Cloud Giant
A quick look at Amazon Web Service
It has been an overwhelming months of us developing a serverless app in AWS. In the beginning, all of us know nothing about this kinds of architecture. We were never formally introduced to this environment or cloud computing in general. For me personally, it has been an awesome experience working with AWS. The knowledge I gathered has opened many possibilities of stuff that I can create. So now, I’ll try giving you all a quick look at AWS environment and maybe some code snippet of implementation.
Why AWS
AWS was launched in 2006, 2 years earlier than Google Cloud Platform and 4 years earlier than Microsoft Azure. Being the oldest one has a couple of advantages. Community support is strong with AWS, being the biggest provider over all of the other and also the oldest means that you can find support to your needs easily. Communities are already built and maintained.
Among all of the cloud provider available, AWS has the most services of them all. In total, AWS has 175 services, from computing power, storage, and database to new-gen technology like machine learning, VR, and IoT. Availability also is a strong point of AWS, there are 69 availability zones across 22 region. 13 more zones are also being planned and one of them will be in Jakarta.
Let’s dive in
In order to use AWS services you need to register an account. Note that in order to finish the registration, you will need to include your credit card information.
Console
Dashboard for all of your services. Here you can easily access all the services available and also the recently visited one. You can also quickly search services you are trying to access. There are extra resources on the side also.
IAM
Stands for Identity Access Management, IAM is a service that allow you to manage a user or a service access to AWS resources. Personally, I think IAM is the first thing to learn before developing in Cloud.
You can create a user to allow other developer to join on your development. Granularly tuning their privileges to resources. This way, we can limit a developer’s access to some services that either they are not interacting with or to sensitive resources like database or payment bills.
The way you can fine-grain access right is by attaching a policy to the user or to a service. There are many pre-built policies to bootstrap your management. If you want more granular control, you can create your own policy. By the way, it is a best practice to never use a root account in your daily activities, instead create an IAM user.
For fine tuning services access to other services, there are also roles. Similar to user, you can attach policies to those roles. Roles also can be attached to another user that are from a different root account and also to user who are federated.
Compute Services
One of the most basic forms of cloud services is the compute services groups. AWS has many offerings depending on your needs. From a barebone virtual machine which you can manage entirely like EC2, to managed hosting service like Lightsail, to a serverless function.
Our project is a serverless web application, so in this group, we only use Lambda as the middleware to some of the other services.
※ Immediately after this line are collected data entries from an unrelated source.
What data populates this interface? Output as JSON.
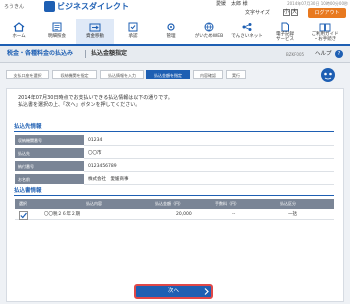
{
  "header": {
    "logo_badge": "ろうきん",
    "logo_text": "ビジネスダイレクト",
    "user_name": "愛媛　太郎 様",
    "last_login": "2014年07月30日 10時00分00秒",
    "font_size_label": "文字サイズ",
    "font_size_small": "小",
    "font_size_large": "大",
    "logout_label": "ログアウト"
  },
  "nav": [
    {
      "label": "ホーム",
      "icon": "home-icon"
    },
    {
      "label": "明細照会",
      "icon": "list-icon"
    },
    {
      "label": "資金移動",
      "icon": "transfer-icon"
    },
    {
      "label": "承認",
      "icon": "approval-icon"
    },
    {
      "label": "管理",
      "icon": "gear-icon"
    },
    {
      "label": "がいためWEB",
      "icon": "globe-icon"
    },
    {
      "label": "でんさいネット",
      "icon": "network-icon"
    },
    {
      "label": "電子記録\nサービス",
      "icon": "document-icon"
    },
    {
      "label": "ご利用ガイド\n・お手続き",
      "icon": "guide-icon"
    }
  ],
  "page": {
    "title": "税金・各種料金の払込み",
    "subtitle": "払込金額指定",
    "screen_id": "BZKF005",
    "help_label": "ヘルプ",
    "help_icon": "?"
  },
  "steps": [
    {
      "label": "支払口座を選択",
      "active": false
    },
    {
      "label": "収納機関を指定",
      "active": false
    },
    {
      "label": "払込情報を入力",
      "active": false
    },
    {
      "label": "払込金額を指定",
      "active": true
    },
    {
      "label": "内容確認",
      "active": false
    },
    {
      "label": "実行",
      "active": false
    }
  ],
  "notice": {
    "line1": "2014年07月30日時点でお支払いできる払込情報は以下の通りです。",
    "line2": "払込書を選択の上、「次へ」ボタンを押してください。"
  },
  "payee_section": {
    "title": "払込先情報",
    "rows": [
      {
        "key": "収納機関番号",
        "value": "01234"
      },
      {
        "key": "払込先",
        "value": "〇〇市"
      },
      {
        "key": "納付番号",
        "value": "0123456789"
      },
      {
        "key": "お名前",
        "value": "株式会社　愛媛商事"
      }
    ]
  },
  "bill_section": {
    "title": "払込書情報",
    "columns": [
      "選択",
      "払込内容",
      "払込金額（円）",
      "手数料（円）",
      "払込区分"
    ],
    "rows": [
      {
        "selected": true,
        "content": "〇〇税２６年２期",
        "amount": "20,000",
        "fee": "--",
        "category": "一括"
      }
    ]
  },
  "next_label": "次へ",
  "colors": {
    "primary": "#1e5fb3",
    "logout": "#e8791f",
    "highlight_border": "#e04848",
    "table_header": "#7a8596"
  }
}
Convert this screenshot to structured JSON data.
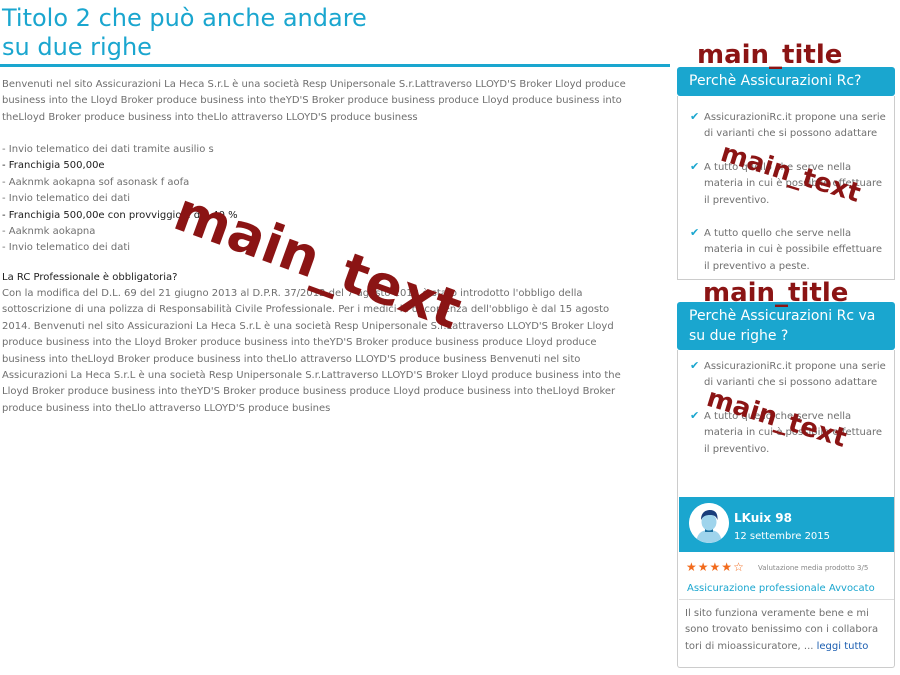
{
  "main": {
    "title": "Titolo 2 che può anche andare su due righe",
    "intro": "Benvenuti nel sito Assicurazioni La Heca S.r.L è una società Resp Unipersonale S.r.Lattraverso LLOYD'S Broker Lloyd produce business into the Lloyd Broker produce business into theYD'S Broker produce business produce Lloyd produce business into theLloyd Broker produce business into theLlo attraverso LLOYD'S produce business",
    "features": [
      "- Invio telematico dei dati tramite ausilio s",
      "- Franchigia 500,00e",
      "- Aaknmk aokapna sof asonask f aofa",
      "- Invio telematico dei dati",
      "- Franchigia 500,00e con provviggioni del 40 %",
      "- Aaknmk aokapna",
      "- Invio telematico dei dati"
    ],
    "rc_question": "La RC Professionale è obbligatoria?",
    "rc_body": "Con la modifica del D.L. 69 del 21 giugno 2013 al D.P.R. 37/2012 del 7 agosto 2012 è stato introdotto l'obbligo della sottoscrizione di una polizza di Responsabilità Civile Professionale. Per i medici la decorrenza dell'obbligo è dal 15 agosto 2014. Benvenuti nel sito Assicurazioni La Heca S.r.L è una società Resp Unipersonale S.r.Lattraverso LLOYD'S Broker Lloyd produce business into the Lloyd Broker produce business into theYD'S Broker produce business produce Lloyd produce business into theLloyd Broker produce business into theLlo attraverso LLOYD'S produce business Benvenuti nel sito Assicurazioni La Heca S.r.L è una società Resp Unipersonale S.r.Lattraverso LLOYD'S Broker Lloyd produce business into the Lloyd Broker produce business into theYD'S Broker produce business produce Lloyd produce business into theLloyd Broker produce business into theLlo attraverso LLOYD'S produce busines",
    "overlay_label": "main_text"
  },
  "sidebar": {
    "box1": {
      "overlay_title": "main_title",
      "overlay_text": "main_text",
      "header": "Perchè Assicurazioni Rc?",
      "items": [
        "AssicurazioniRc.it propone una serie di varianti che si possono adattare",
        "A tutto quello che serve nella materia in cui è possibile effettuare il preventivo.",
        "A tutto quello che serve nella materia in cui è possibile effettuare il preventivo a peste."
      ]
    },
    "box2": {
      "overlay_title": "main_title",
      "overlay_text": "main_text",
      "header": "Perchè Assicurazioni Rc va su due righe ?",
      "items": [
        "AssicurazioniRc.it propone una serie di varianti che si possono adattare",
        "A tutto quello che serve nella materia in cui è possibile effettuare il preventivo."
      ]
    },
    "review": {
      "name": "LKuix 98",
      "date": "12 settembre 2015",
      "rating": 4,
      "rating_max": 5,
      "rating_text": "Valutazione media prodotto 3/5",
      "product": "Assicurazione professionale Avvocato",
      "text": "Il sito funziona veramente bene e mi sono trovato benissimo con i collabora tori di mioassicuratore, ...",
      "read_all": "leggi tutto"
    }
  },
  "colors": {
    "accent": "#1aa6cf",
    "overlay": "#8b1414",
    "star": "#f26b1d",
    "link": "#1a5db0"
  },
  "icons": {
    "check": "check-icon",
    "star": "star-icon",
    "avatar": "user-avatar-icon"
  }
}
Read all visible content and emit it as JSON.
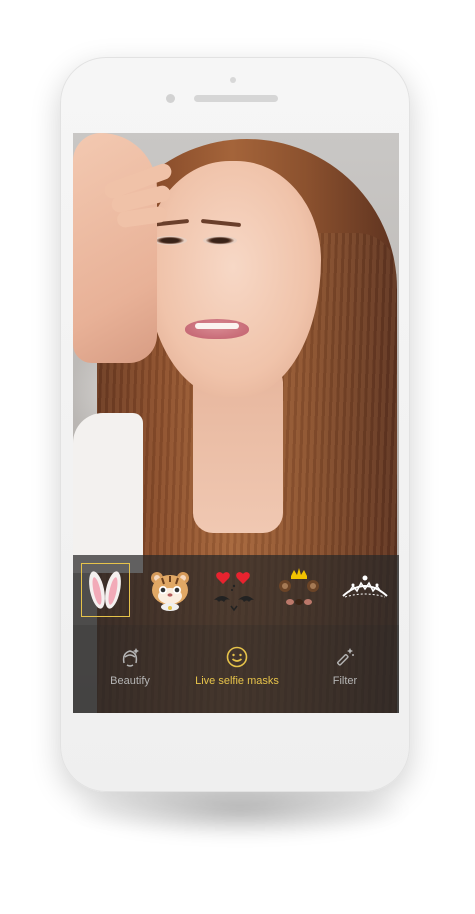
{
  "mask_strip": {
    "items": [
      {
        "icon": "bunny-ears-icon",
        "selected": true
      },
      {
        "icon": "tiger-face-icon",
        "selected": false
      },
      {
        "icon": "devil-hearts-icon",
        "selected": false
      },
      {
        "icon": "bear-crown-icon",
        "selected": false
      },
      {
        "icon": "tiara-icon",
        "selected": false
      }
    ]
  },
  "tabs": {
    "beautify": {
      "label": "Beautify",
      "icon": "face-sparkle-icon"
    },
    "masks": {
      "label": "Live selfie masks",
      "icon": "smiley-icon",
      "active": true
    },
    "filter": {
      "label": "Filter",
      "icon": "magic-wand-icon"
    }
  },
  "colors": {
    "accent": "#E6C34A",
    "tab_inactive": "#B5B5B5",
    "panel": "#282828"
  }
}
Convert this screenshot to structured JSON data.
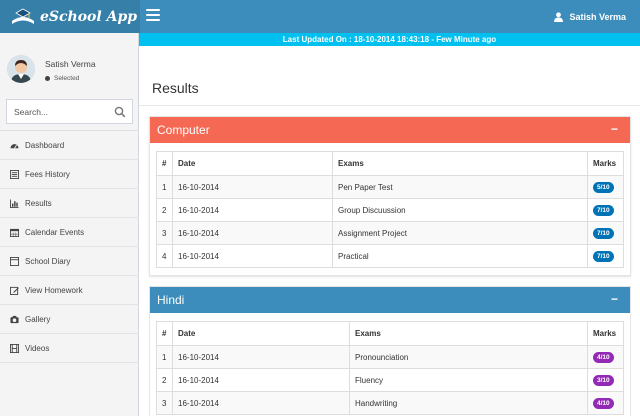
{
  "app": {
    "brand": "eSchool App",
    "user": "Satish Verma"
  },
  "colors": {
    "topbar": "#3c8dbc",
    "brand_bg": "#367fa9",
    "notice_bg": "#00c0ef",
    "computer_header": "#f56954",
    "hindi_header": "#3c8dbc",
    "badge_blue": "#0073b7",
    "badge_purple": "#932ab6"
  },
  "notice": "Last Updated On : 18-10-2014 18:43:18 - Few Minute ago",
  "sidebar": {
    "user_name": "Satish Verma",
    "user_status": "Selected",
    "search_placeholder": "Search...",
    "items": [
      {
        "label": "Dashboard",
        "icon": "dashboard-icon"
      },
      {
        "label": "Fees History",
        "icon": "list-icon"
      },
      {
        "label": "Results",
        "icon": "bar-chart-icon"
      },
      {
        "label": "Calendar Events",
        "icon": "calendar-icon"
      },
      {
        "label": "School Diary",
        "icon": "book-icon"
      },
      {
        "label": "View Homework",
        "icon": "edit-icon"
      },
      {
        "label": "Gallery",
        "icon": "camera-icon"
      },
      {
        "label": "Videos",
        "icon": "film-icon"
      }
    ]
  },
  "page": {
    "title": "Results"
  },
  "results": [
    {
      "subject": "Computer",
      "collapse": "−",
      "columns": [
        "#",
        "Date",
        "Exams",
        "Marks"
      ],
      "rows": [
        {
          "n": "1",
          "date": "16-10-2014",
          "exam": "Pen Paper Test",
          "marks": "5/10"
        },
        {
          "n": "2",
          "date": "16-10-2014",
          "exam": "Group Discuussion",
          "marks": "7/10"
        },
        {
          "n": "3",
          "date": "16-10-2014",
          "exam": "Assignment Project",
          "marks": "7/10"
        },
        {
          "n": "4",
          "date": "16-10-2014",
          "exam": "Practical",
          "marks": "7/10"
        }
      ]
    },
    {
      "subject": "Hindi",
      "collapse": "−",
      "columns": [
        "#",
        "Date",
        "Exams",
        "Marks"
      ],
      "rows": [
        {
          "n": "1",
          "date": "16-10-2014",
          "exam": "Pronounciation",
          "marks": "4/10"
        },
        {
          "n": "2",
          "date": "16-10-2014",
          "exam": "Fluency",
          "marks": "3/10"
        },
        {
          "n": "3",
          "date": "16-10-2014",
          "exam": "Handwriting",
          "marks": "4/10"
        }
      ]
    }
  ]
}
Lambda is a service where you can host your code to run without managing the resources. It can run code built in Python, Node, Go, Ruby, Java, and .Net environment. Some common use of a serverless function service like Lambda is to act as a middleware to the database for a frontend application. Since connecting to database straight from the frontend app is dangerous, we can call the function via http request to safely access the database.
Here is an example of a Lambda function. This function will move a user to a default “member” group after the user successfully confirm their user via OTP or email. This function will get triggered after an event created by other services. Speaking of trigger, there are a couple other trigger that can call a Lambda function such as http request or an event.
Storage and Database Services
On each of the service group, there are many offering for different needs. On the storage side, we in our project use Simple Storage Service or S3 for short. It allow us to store files easily and access them. Our app has an upload feature where the user can upload a document, either in an image form or document.
In the database side of things, there is solution for every kind of database needs. The most common ones are Relational Database System where you can fire up a database instance using any popular DBMS. There is service for NoSQL database such as document based and key-value based. We of course use one of these services which is DynamoDB, a key-value database service. We use DynamoDB to store all of the application data.
Other services
Here are a few more services that we use.
- Cognito, a user management service. In our project we use Cognito to host our user pool, we also use this service to authorize access to other AWS resources.
- Amplify Console. A hosting and continuous delivery service. You can host your front-end serverless application in Amplify. This service works well in a serverless environment together with AppSync. The way we deploy our app is by setting up a git hook so that Amplify know when we push new changes to the repository.
- AppSync. A GraphQL endpoint act as the aggregator for all of our datasources. By using AppSync, we can easily call an API using GraphQL to structure our request.
Here we are
It has been a blast working with AWS. I really hope in the future, I can work in cloud environment again albeit in GCP or even maybe on Azure. Cool tech, 10/10 would go cloud again.